Of all of the personality types, INTJ responders were the most likely to say that they never wanted children. 


Truity interviewed a few INTJ respondents to get their thoughts on the topic. One INTJ father of four had this to say:

“As an INTJ, being free and able to grow and learn is very important to me, so being a parent can be a challenge. I have to constantly carve out time for reading, thinking and quiet, which can be a real challenge. But, if I can find some maintenance time for myself, I can be a really good parent. If I don’t my impatience with my children really surfaces.” 

That’s not to say that thinkers can’t handle parenting. They just need some “me time” every now and then. And let’s be real — every parent needs some time to themselves. 

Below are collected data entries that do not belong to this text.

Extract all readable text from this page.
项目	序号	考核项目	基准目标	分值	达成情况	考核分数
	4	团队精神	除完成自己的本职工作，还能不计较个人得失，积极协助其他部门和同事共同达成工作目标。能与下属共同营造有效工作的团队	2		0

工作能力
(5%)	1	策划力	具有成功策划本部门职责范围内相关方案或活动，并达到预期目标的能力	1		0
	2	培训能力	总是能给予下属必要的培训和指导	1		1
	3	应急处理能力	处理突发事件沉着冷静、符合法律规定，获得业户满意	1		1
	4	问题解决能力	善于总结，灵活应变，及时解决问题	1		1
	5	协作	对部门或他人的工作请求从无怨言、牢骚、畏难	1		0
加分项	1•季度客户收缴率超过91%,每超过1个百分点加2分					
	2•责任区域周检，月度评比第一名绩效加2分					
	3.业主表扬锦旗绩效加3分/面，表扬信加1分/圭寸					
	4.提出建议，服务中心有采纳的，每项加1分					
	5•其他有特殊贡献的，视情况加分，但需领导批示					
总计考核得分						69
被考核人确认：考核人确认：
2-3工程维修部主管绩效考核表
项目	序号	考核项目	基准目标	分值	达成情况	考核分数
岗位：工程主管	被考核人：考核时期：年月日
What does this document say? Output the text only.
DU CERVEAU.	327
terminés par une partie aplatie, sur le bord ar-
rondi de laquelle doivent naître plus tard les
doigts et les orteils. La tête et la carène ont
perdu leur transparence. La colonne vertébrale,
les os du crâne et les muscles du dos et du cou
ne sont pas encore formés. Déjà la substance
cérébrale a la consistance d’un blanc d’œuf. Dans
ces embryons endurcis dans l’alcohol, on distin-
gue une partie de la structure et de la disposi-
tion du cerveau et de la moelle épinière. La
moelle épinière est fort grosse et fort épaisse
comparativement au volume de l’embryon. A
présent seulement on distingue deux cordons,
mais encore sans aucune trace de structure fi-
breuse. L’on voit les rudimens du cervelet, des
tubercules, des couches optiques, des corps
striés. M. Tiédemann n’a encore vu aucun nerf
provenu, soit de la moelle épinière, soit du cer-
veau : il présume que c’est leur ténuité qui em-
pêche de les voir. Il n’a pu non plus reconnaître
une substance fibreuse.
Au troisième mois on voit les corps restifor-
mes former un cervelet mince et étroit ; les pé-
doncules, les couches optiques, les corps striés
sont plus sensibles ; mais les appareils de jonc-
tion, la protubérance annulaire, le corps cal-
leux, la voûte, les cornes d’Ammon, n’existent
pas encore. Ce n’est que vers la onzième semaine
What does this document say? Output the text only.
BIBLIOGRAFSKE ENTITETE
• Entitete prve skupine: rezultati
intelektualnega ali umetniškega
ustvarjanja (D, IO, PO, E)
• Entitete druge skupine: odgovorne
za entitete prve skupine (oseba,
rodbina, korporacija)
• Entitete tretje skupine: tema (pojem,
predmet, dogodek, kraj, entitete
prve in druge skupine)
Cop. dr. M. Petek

5. Sometimes surviving parenthood starts with surrounding yourself with people who “get” you.

For the people who choose to have children, it will be the toughest job they’ll ever have. But it can be a little easier if they know there are others out there who experience similar joys and frustrations of raising kids. 

“Most parents report that one of the best ways to cope with the struggles of parenting is to hear from other parents going through the same challenges,” said the people at Truity. “In this respect, personality typing can be a unique form of stress relief for parents.”

Regardless of personality types, that is something we can all agree on.